Apa hakikat manusia ?
2.
Apa istilah manusia di dalam
Al-quran ?
3.
Bagaimana potensi baik dan buruk
manusia ?
4.
Bagaimana fungsi manusia sebagai
ciptaan Allah ?
5.
Bagaimana teori pendidikan yang
terkait dengan manusia ?
1.3 Tujuan
1.
Agar mahasiswa mengetahui tentang
hakikat manusia
2.
Agar mahasiswa mengetahui
istilah-istilah manusia yang terdapat dalam Al-quran
3.
Agar mahasiswa mampu mendalami
potensi baik dan buruk pada manusia
4.
Agar mahasiswa mengetahui fungsi
manusia sebagai ciptan Allah di muka bumi ini
5.
Agar mahasiswa mengetahui teori-teori
yang berkaitan dengan pendidikan manusia
BAB II
PEMBAHASAN
2.1 Manusia
tentang manusia merupakan bagian dari kajian
filsafat. Tak mengherankan jika banyak sekali kajian atau pemikiran yang telah
dicurahkan untuk membahas tentang manusia. Meski demikian, persoalan tentang
manusia akan tetap menjadi misteri yang tak terselesaikan.

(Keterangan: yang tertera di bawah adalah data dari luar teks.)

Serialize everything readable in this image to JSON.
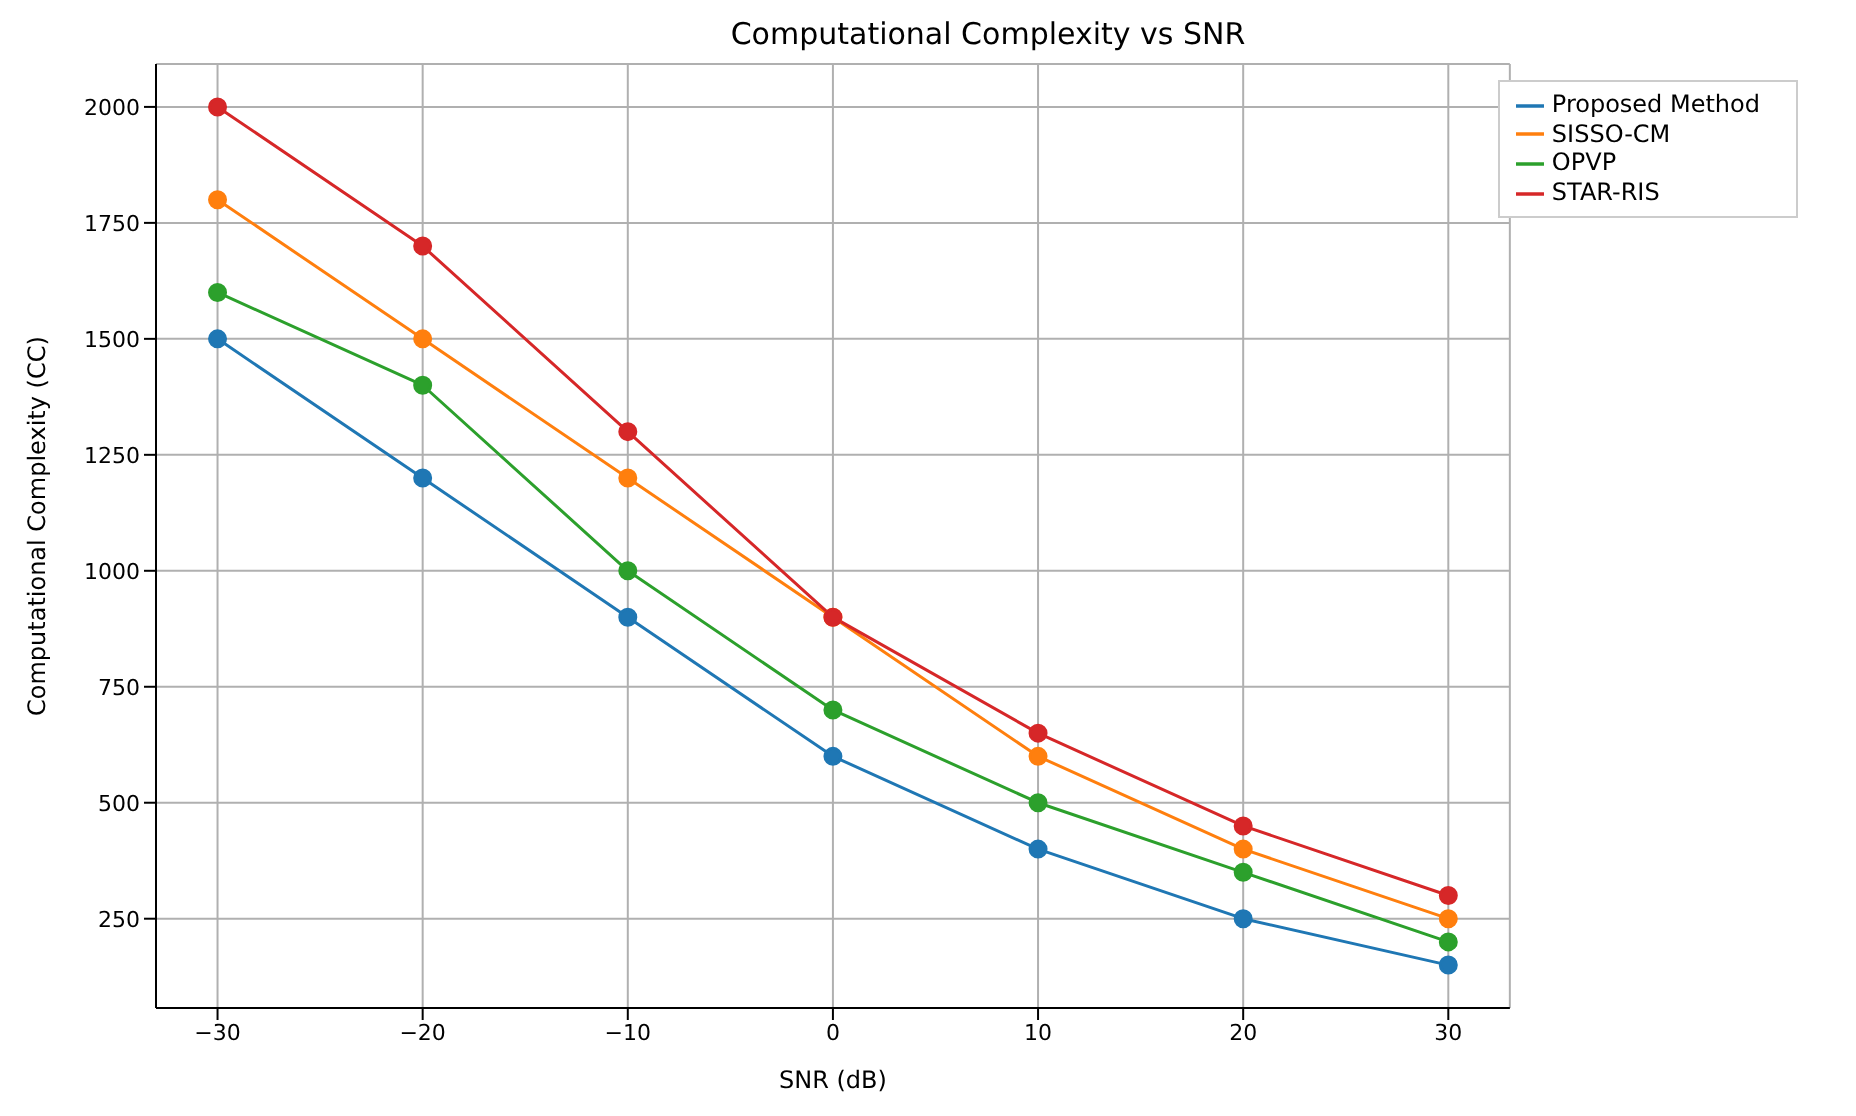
{
  "chart_data": {
    "type": "line",
    "title": "Computational Complexity vs SNR",
    "xlabel": "SNR (dB)",
    "ylabel": "Computational Complexity (CC)",
    "x": [
      -30,
      -20,
      -10,
      0,
      10,
      20,
      30
    ],
    "series": [
      {
        "name": "Proposed Method",
        "color": "#1f77b4",
        "values": [
          1500,
          1200,
          900,
          600,
          400,
          250,
          150
        ]
      },
      {
        "name": "SISSO-CM",
        "color": "#ff7f0e",
        "values": [
          1800,
          1500,
          1200,
          900,
          600,
          400,
          250
        ]
      },
      {
        "name": "OPVP",
        "color": "#2ca02c",
        "values": [
          1600,
          1400,
          1000,
          700,
          500,
          350,
          200
        ]
      },
      {
        "name": "STAR-RIS",
        "color": "#d62728",
        "values": [
          2000,
          1700,
          1300,
          900,
          650,
          450,
          300
        ]
      }
    ],
    "xlim": [
      -33,
      33
    ],
    "xticks": [
      -30,
      -20,
      -10,
      0,
      10,
      20,
      30
    ],
    "ylim": [
      57.5,
      2092.5
    ],
    "yticks": [
      250,
      500,
      750,
      1000,
      1250,
      1500,
      1750,
      2000
    ],
    "grid": true,
    "legend": "top right",
    "marker": "circle",
    "line_style": "solid"
  }
}
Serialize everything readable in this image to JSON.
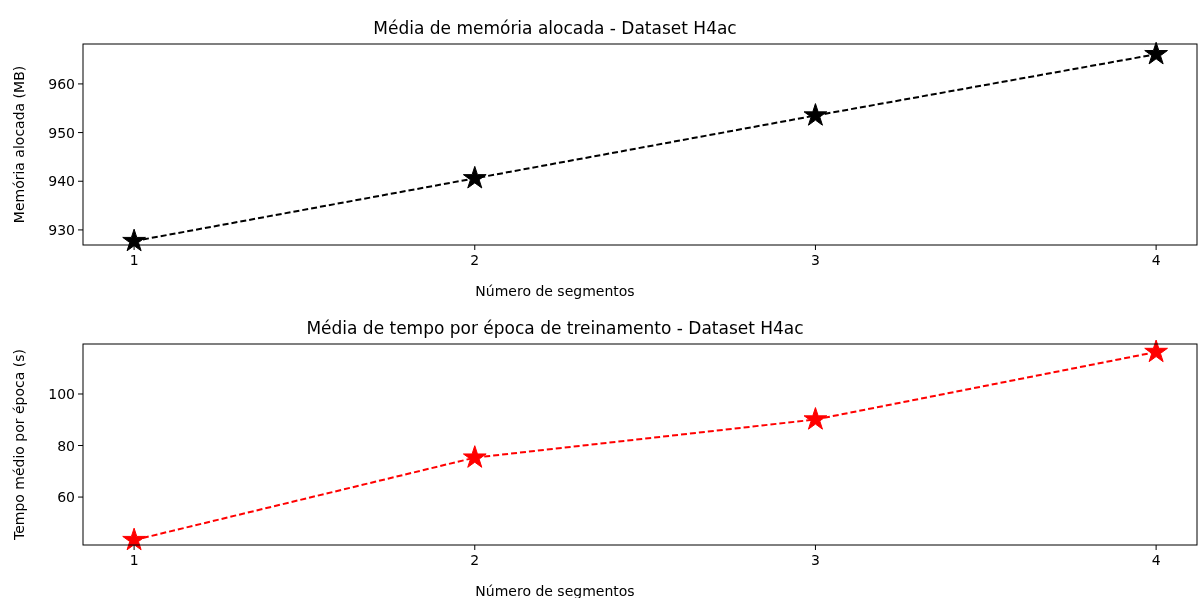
{
  "chart_data": [
    {
      "type": "line",
      "title": "Média de memória alocada - Dataset H4ac",
      "xlabel": "Número de segmentos",
      "ylabel": "Memória alocada (MB)",
      "x": [
        1,
        2,
        3,
        4
      ],
      "series": [
        {
          "color": "#000000",
          "values": [
            927.7,
            940.6,
            953.5,
            966.1
          ]
        }
      ],
      "xlim": [
        0.85,
        4.12
      ],
      "xticks": [
        1,
        2,
        3,
        4
      ],
      "ylim": [
        926.9,
        968.2
      ],
      "yticks": [
        930,
        940,
        950,
        960
      ],
      "marker": "star",
      "line_style": "dashed",
      "grid": false
    },
    {
      "type": "line",
      "title": "Média de tempo por época de treinamento - Dataset H4ac",
      "xlabel": "Número de segmentos",
      "ylabel": "Tempo médio por época (s)",
      "x": [
        1,
        2,
        3,
        4
      ],
      "series": [
        {
          "color": "#ff0000",
          "values": [
            43.3,
            75.3,
            90.1,
            116.3
          ]
        }
      ],
      "xlim": [
        0.85,
        4.12
      ],
      "xticks": [
        1,
        2,
        3,
        4
      ],
      "ylim": [
        41.4,
        119.4
      ],
      "yticks": [
        60,
        80,
        100
      ],
      "marker": "star",
      "line_style": "dashed",
      "grid": false
    }
  ]
}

Hal ini antara lain
karena keterbatasan pengetahuan para ilmuwan untuk menjangkau segala aspek yang
terdapat dalam diri manusia, juga
manusia sebagai makhluk ciptaan tuhan yang istimewa agaknya memang memiliki
latar belakang kehidupan yang penuh rahasia.
Dalam suasana kemajuan ilmu
pengetahuan dan teknologi dewasa ini, masalah hakikat manusia dan kehidupannya
semakin banyak diperbincangkan. Sebab masalah ini memang sangat penting untuk
diketahui, untuk dijadikan sebagai titik tolak dalam memberikan pengertian yang
menyangkut fungsi manusia dalam kehidupan ini.
Urgensi pembahasan ini lebih terasa lagi tatkala
disadari bahwa ilmu pengetahuan dan teknologi yang dikembangkan dan telah
dicapai oleh manusia itu ternyata tidak dapat menjamin kebahagiaan dan
kesejahteraan hidup manusia dalam arti yang sebenarnya, selama nilai-nilai
iptek tidak dibawah aturan-aturan yang ada dalam agama.
Islam berpandangan bahwa hakikat
manusia ialah manusia itu merupakan perkaitan antara badan dan ruh. Badan dan
ruh masing-masing merupakan substansi yang berdiri-sendiri, yang tidak
tergantung adanya oleh yang lain. Sedang alam adalah makhluk maka keduanya juga
makhluk yang diciptakan oleh Allah SWT. Sebuah ayat suci Al-quran yang
menguraikan tentang proses kejadian manusia.
Dalam
Al-quran Allah berfirman :
Artinya:
Dan sesunggguhnya kami ciptakan manusia dari sari
tanah. Kemudian kami jadikan sari tanah itu air mani terletak dalam tempat
simpanan yang teguh (rahim). Kemudian dari air mani itu kami ciptakan segumpal
darah lalu segumpal darah itu kami jadikan segumpal daging dan dari daging
segumpal itu kami ciptakan tulang-belulang. Kemudian tulang-belulang itu kami tutup
(balut) dengan daging. Sesudah itu kami jadikan dia makhluk yang baru yakni
manusia yang sempurna. Maka maha berkat (suci Allah) pencipta yang paling baik.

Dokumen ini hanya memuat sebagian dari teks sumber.